Adoubés par l’Etat islamique

Après le démantèlement de la « cellule de Verviers », l’organisation Etat islamique (EI) a officiellement adoubé le projet déjoué par la voix de son plus haut porte-parole : Abou Mohamed Al-Adnani. Les deux djihadistes tués, Soufiane Amghar et Khalid Ben Larbi, ont eu droit à la publication de leur portrait sur Twitter avec la mention : « Puisse Allah leur accorder une place à ses côtés ». Enfin, un mois plus tard, dans la revue de propagande Dabiq, Abdelhamid Abaaoud se félicitait d’avoir échappé à la vague de perquisitions et d’interpellations et légitimait son action.
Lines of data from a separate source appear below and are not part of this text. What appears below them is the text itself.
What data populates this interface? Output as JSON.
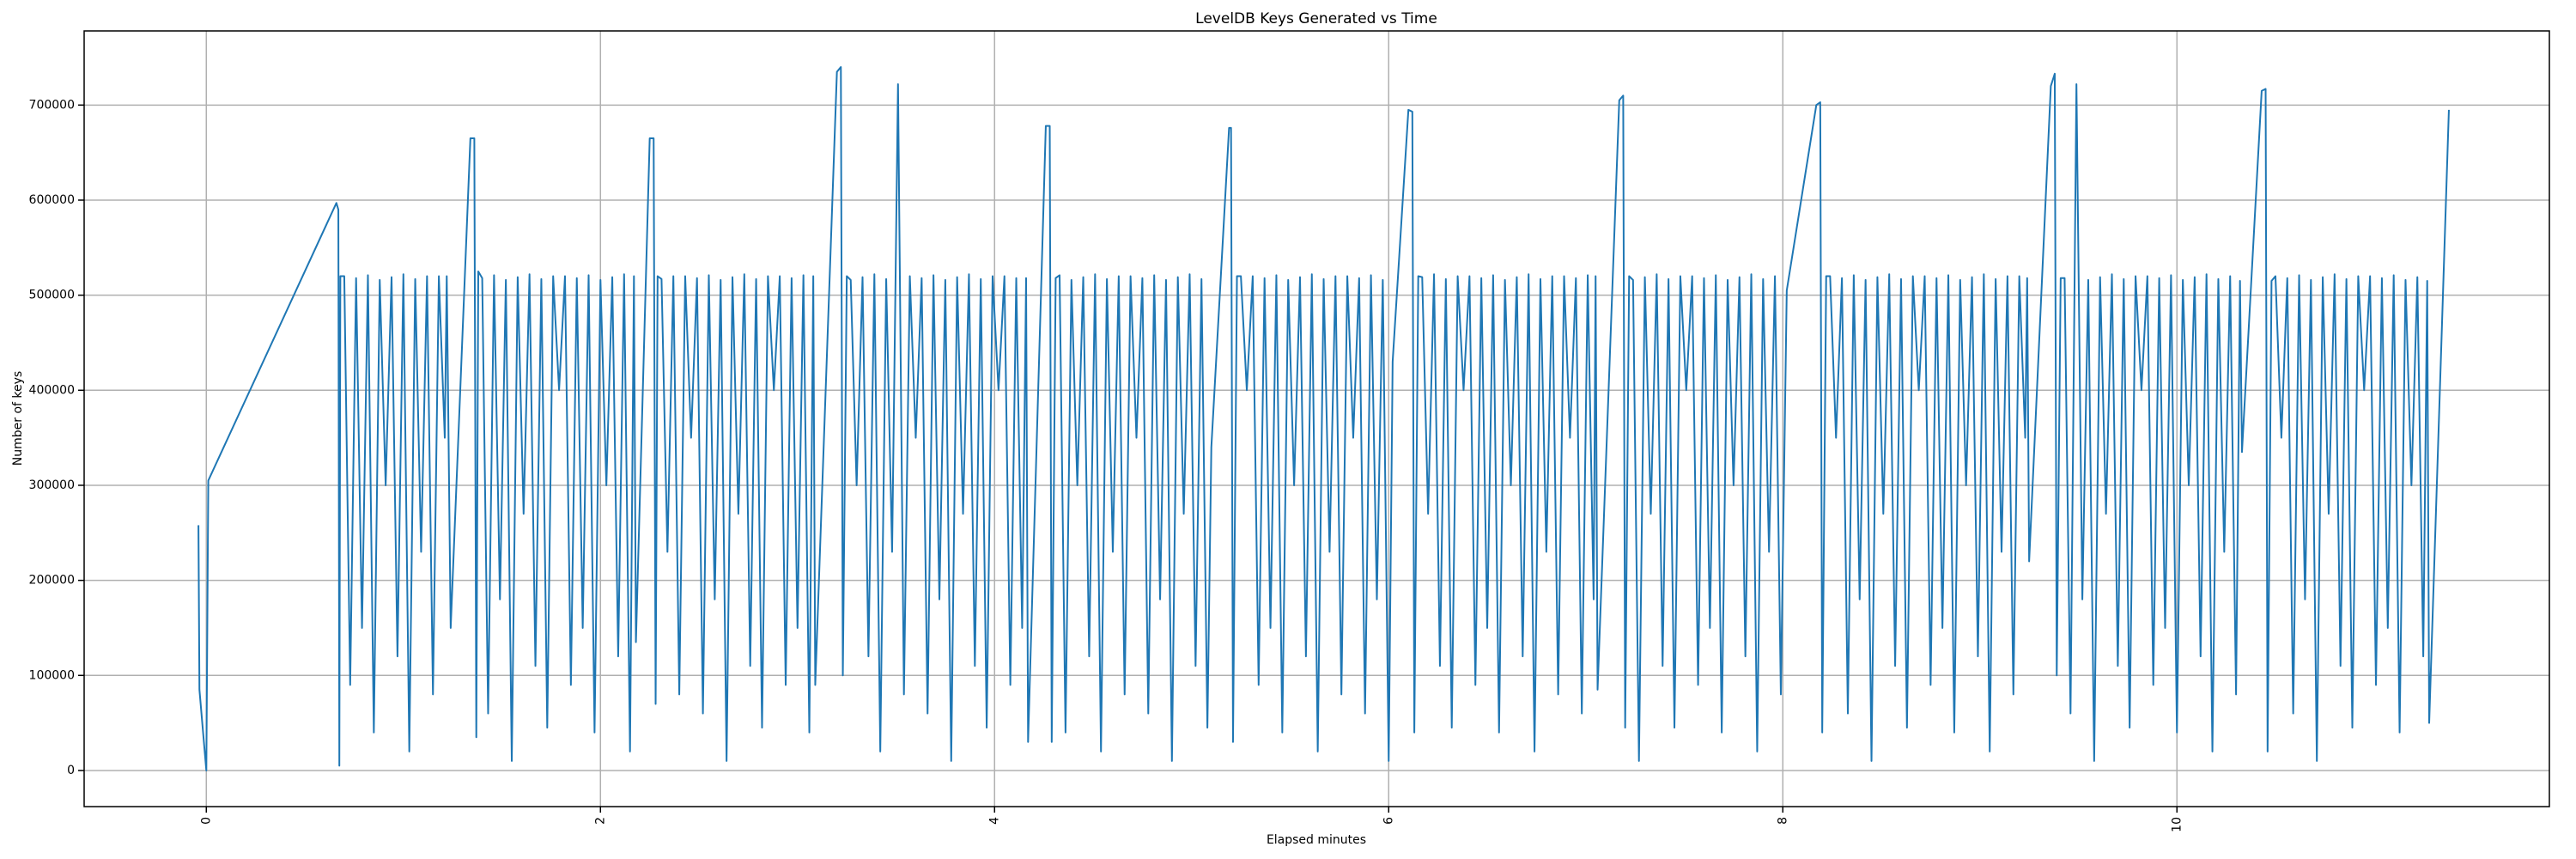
{
  "chart_data": {
    "type": "line",
    "title": "LevelDB Keys Generated vs Time",
    "xlabel": "Elapsed minutes",
    "ylabel": "Number of keys",
    "xlim": [
      -0.62,
      11.89
    ],
    "ylim": [
      -38000,
      778000
    ],
    "xticks": [
      0,
      2,
      4,
      6,
      8,
      10
    ],
    "yticks": [
      0,
      100000,
      200000,
      300000,
      400000,
      500000,
      600000,
      700000
    ],
    "grid": true,
    "x": [
      -0.04,
      -0.035,
      0,
      0.01,
      0.66,
      0.67,
      0.675,
      0.68,
      0.7,
      0.73,
      0.76,
      0.79,
      0.82,
      0.85,
      0.88,
      0.91,
      0.94,
      0.97,
      1,
      1.03,
      1.06,
      1.09,
      1.12,
      1.15,
      1.18,
      1.21,
      1.22,
      1.24,
      1.34,
      1.36,
      1.37,
      1.38,
      1.4,
      1.43,
      1.46,
      1.49,
      1.52,
      1.55,
      1.58,
      1.61,
      1.64,
      1.67,
      1.7,
      1.73,
      1.76,
      1.79,
      1.82,
      1.85,
      1.88,
      1.91,
      1.94,
      1.97,
      2,
      2.03,
      2.06,
      2.09,
      2.12,
      2.15,
      2.17,
      2.18,
      2.25,
      2.27,
      2.28,
      2.29,
      2.31,
      2.34,
      2.37,
      2.4,
      2.43,
      2.46,
      2.49,
      2.52,
      2.55,
      2.58,
      2.61,
      2.64,
      2.67,
      2.7,
      2.73,
      2.76,
      2.79,
      2.82,
      2.85,
      2.88,
      2.91,
      2.94,
      2.97,
      3,
      3.03,
      3.06,
      3.08,
      3.09,
      3.2,
      3.22,
      3.23,
      3.25,
      3.27,
      3.3,
      3.33,
      3.36,
      3.39,
      3.42,
      3.45,
      3.48,
      3.51,
      3.54,
      3.57,
      3.6,
      3.63,
      3.66,
      3.69,
      3.72,
      3.75,
      3.78,
      3.81,
      3.84,
      3.87,
      3.9,
      3.93,
      3.96,
      3.99,
      4.02,
      4.05,
      4.08,
      4.11,
      4.14,
      4.16,
      4.17,
      4.26,
      4.28,
      4.29,
      4.31,
      4.33,
      4.36,
      4.39,
      4.42,
      4.45,
      4.48,
      4.51,
      4.54,
      4.57,
      4.6,
      4.63,
      4.66,
      4.69,
      4.72,
      4.75,
      4.78,
      4.81,
      4.84,
      4.87,
      4.9,
      4.93,
      4.96,
      4.99,
      5.02,
      5.05,
      5.08,
      5.1,
      5.19,
      5.2,
      5.21,
      5.23,
      5.25,
      5.28,
      5.31,
      5.34,
      5.37,
      5.4,
      5.43,
      5.46,
      5.49,
      5.52,
      5.55,
      5.58,
      5.61,
      5.64,
      5.67,
      5.7,
      5.73,
      5.76,
      5.79,
      5.82,
      5.85,
      5.88,
      5.91,
      5.94,
      5.97,
      6,
      6.02,
      6.1,
      6.12,
      6.13,
      6.15,
      6.17,
      6.2,
      6.23,
      6.26,
      6.29,
      6.32,
      6.35,
      6.38,
      6.41,
      6.44,
      6.47,
      6.5,
      6.53,
      6.56,
      6.59,
      6.62,
      6.65,
      6.68,
      6.71,
      6.74,
      6.77,
      6.8,
      6.83,
      6.86,
      6.89,
      6.92,
      6.95,
      6.98,
      7.01,
      7.04,
      7.05,
      7.06,
      7.17,
      7.19,
      7.2,
      7.22,
      7.24,
      7.27,
      7.3,
      7.33,
      7.36,
      7.39,
      7.42,
      7.45,
      7.48,
      7.51,
      7.54,
      7.57,
      7.6,
      7.63,
      7.66,
      7.69,
      7.72,
      7.75,
      7.78,
      7.81,
      7.84,
      7.87,
      7.9,
      7.93,
      7.96,
      7.99,
      8.02,
      8.17,
      8.19,
      8.2,
      8.22,
      8.24,
      8.27,
      8.3,
      8.33,
      8.36,
      8.39,
      8.42,
      8.45,
      8.48,
      8.51,
      8.54,
      8.57,
      8.6,
      8.63,
      8.66,
      8.69,
      8.72,
      8.75,
      8.78,
      8.81,
      8.84,
      8.87,
      8.9,
      8.93,
      8.96,
      8.99,
      9.02,
      9.05,
      9.08,
      9.11,
      9.14,
      9.17,
      9.2,
      9.23,
      9.24,
      9.25,
      9.36,
      9.38,
      9.39,
      9.41,
      9.43,
      9.46,
      9.49,
      9.52,
      9.55,
      9.58,
      9.61,
      9.64,
      9.67,
      9.7,
      9.73,
      9.76,
      9.79,
      9.82,
      9.85,
      9.88,
      9.91,
      9.94,
      9.97,
      10,
      10.03,
      10.06,
      10.09,
      10.12,
      10.15,
      10.18,
      10.21,
      10.24,
      10.27,
      10.3,
      10.32,
      10.33,
      10.43,
      10.45,
      10.46,
      10.48,
      10.5,
      10.53,
      10.56,
      10.59,
      10.62,
      10.65,
      10.68,
      10.71,
      10.74,
      10.77,
      10.8,
      10.83,
      10.86,
      10.89,
      10.92,
      10.95,
      10.98,
      11.01,
      11.04,
      11.07,
      11.1,
      11.13,
      11.16,
      11.19,
      11.22,
      11.25,
      11.27,
      11.28,
      11.38
    ],
    "series": [
      {
        "color": "#1f77b4",
        "values": [
          258000,
          85000,
          0,
          305000,
          597000,
          590000,
          5000,
          520000,
          520000,
          90000,
          518000,
          150000,
          521000,
          40000,
          516000,
          300000,
          519000,
          120000,
          522000,
          20000,
          517000,
          230000,
          520000,
          80000,
          520000,
          350000,
          520000,
          150000,
          665000,
          665000,
          35000,
          525000,
          518000,
          60000,
          521000,
          180000,
          516000,
          10000,
          519000,
          270000,
          522000,
          110000,
          517000,
          45000,
          520000,
          400000,
          520000,
          90000,
          518000,
          150000,
          521000,
          40000,
          516000,
          300000,
          519000,
          120000,
          522000,
          20000,
          520000,
          135000,
          665000,
          665000,
          70000,
          520000,
          517000,
          230000,
          520000,
          80000,
          520000,
          350000,
          518000,
          60000,
          521000,
          180000,
          516000,
          10000,
          519000,
          270000,
          522000,
          110000,
          517000,
          45000,
          520000,
          400000,
          520000,
          90000,
          518000,
          150000,
          521000,
          40000,
          520000,
          90000,
          735000,
          740000,
          100000,
          520000,
          516000,
          300000,
          519000,
          120000,
          522000,
          20000,
          517000,
          230000,
          722000,
          80000,
          520000,
          350000,
          518000,
          60000,
          521000,
          180000,
          516000,
          10000,
          519000,
          270000,
          522000,
          110000,
          517000,
          45000,
          520000,
          400000,
          520000,
          90000,
          518000,
          150000,
          518000,
          30000,
          678000,
          678000,
          30000,
          518000,
          521000,
          40000,
          516000,
          300000,
          519000,
          120000,
          522000,
          20000,
          517000,
          230000,
          520000,
          80000,
          520000,
          350000,
          518000,
          60000,
          521000,
          180000,
          516000,
          10000,
          519000,
          270000,
          522000,
          110000,
          517000,
          45000,
          340000,
          676000,
          676000,
          30000,
          520000,
          520000,
          400000,
          520000,
          90000,
          518000,
          150000,
          521000,
          40000,
          516000,
          300000,
          519000,
          120000,
          522000,
          20000,
          517000,
          230000,
          520000,
          80000,
          520000,
          350000,
          518000,
          60000,
          521000,
          180000,
          516000,
          10000,
          430000,
          695000,
          693000,
          40000,
          520000,
          519000,
          270000,
          522000,
          110000,
          517000,
          45000,
          520000,
          400000,
          520000,
          90000,
          518000,
          150000,
          521000,
          40000,
          516000,
          300000,
          519000,
          120000,
          522000,
          20000,
          517000,
          230000,
          520000,
          80000,
          520000,
          350000,
          518000,
          60000,
          521000,
          180000,
          520000,
          85000,
          705000,
          710000,
          45000,
          520000,
          516000,
          10000,
          519000,
          270000,
          522000,
          110000,
          517000,
          45000,
          520000,
          400000,
          520000,
          90000,
          518000,
          150000,
          521000,
          40000,
          516000,
          300000,
          519000,
          120000,
          522000,
          20000,
          517000,
          230000,
          520000,
          80000,
          505000,
          700000,
          703000,
          40000,
          520000,
          520000,
          350000,
          518000,
          60000,
          521000,
          180000,
          516000,
          10000,
          519000,
          270000,
          522000,
          110000,
          517000,
          45000,
          520000,
          400000,
          520000,
          90000,
          518000,
          150000,
          521000,
          40000,
          516000,
          300000,
          519000,
          120000,
          522000,
          20000,
          517000,
          230000,
          520000,
          80000,
          520000,
          350000,
          518000,
          220000,
          720000,
          733000,
          100000,
          518000,
          518000,
          60000,
          722000,
          180000,
          516000,
          10000,
          519000,
          270000,
          522000,
          110000,
          517000,
          45000,
          520000,
          400000,
          520000,
          90000,
          518000,
          150000,
          521000,
          40000,
          516000,
          300000,
          519000,
          120000,
          522000,
          20000,
          517000,
          230000,
          520000,
          80000,
          515000,
          335000,
          715000,
          717000,
          20000,
          515000,
          520000,
          350000,
          518000,
          60000,
          521000,
          180000,
          516000,
          10000,
          519000,
          270000,
          522000,
          110000,
          517000,
          45000,
          520000,
          400000,
          520000,
          90000,
          518000,
          150000,
          521000,
          40000,
          516000,
          300000,
          519000,
          120000,
          515000,
          50000,
          695000
        ]
      }
    ]
  }
}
L’échec de Verviers a-t-il servi malgré lui de rodage au commando du 13 novembre qui a ensuite essaimé jusqu’au drame de Bruxelles ? Tout le mode opératoire est en tout cas en place. Dans la liste des prévenus apparaissent déjà les liens serrés entre réseaux radicaux belges et français (quatre mis en cause sont français). Comme dans le dossier du 13 novembre, plusieurs trajets en voiture ont été effectués à travers l’Europe pour ramener les ex-djihadistes du front syrien. Athènes surtout, apparaît déjà comme une solide base arrière logistique, et le véritable point de chute d’Abdelhamid Abaaoud.

Mais dix mois durant, les enquêteurs ne parviendront jamais à mettre la main sur lui. Et le 13 novembre, l’enfant de Molenbeek mènera cette fois jusqu’au bout ses ambitions macabres.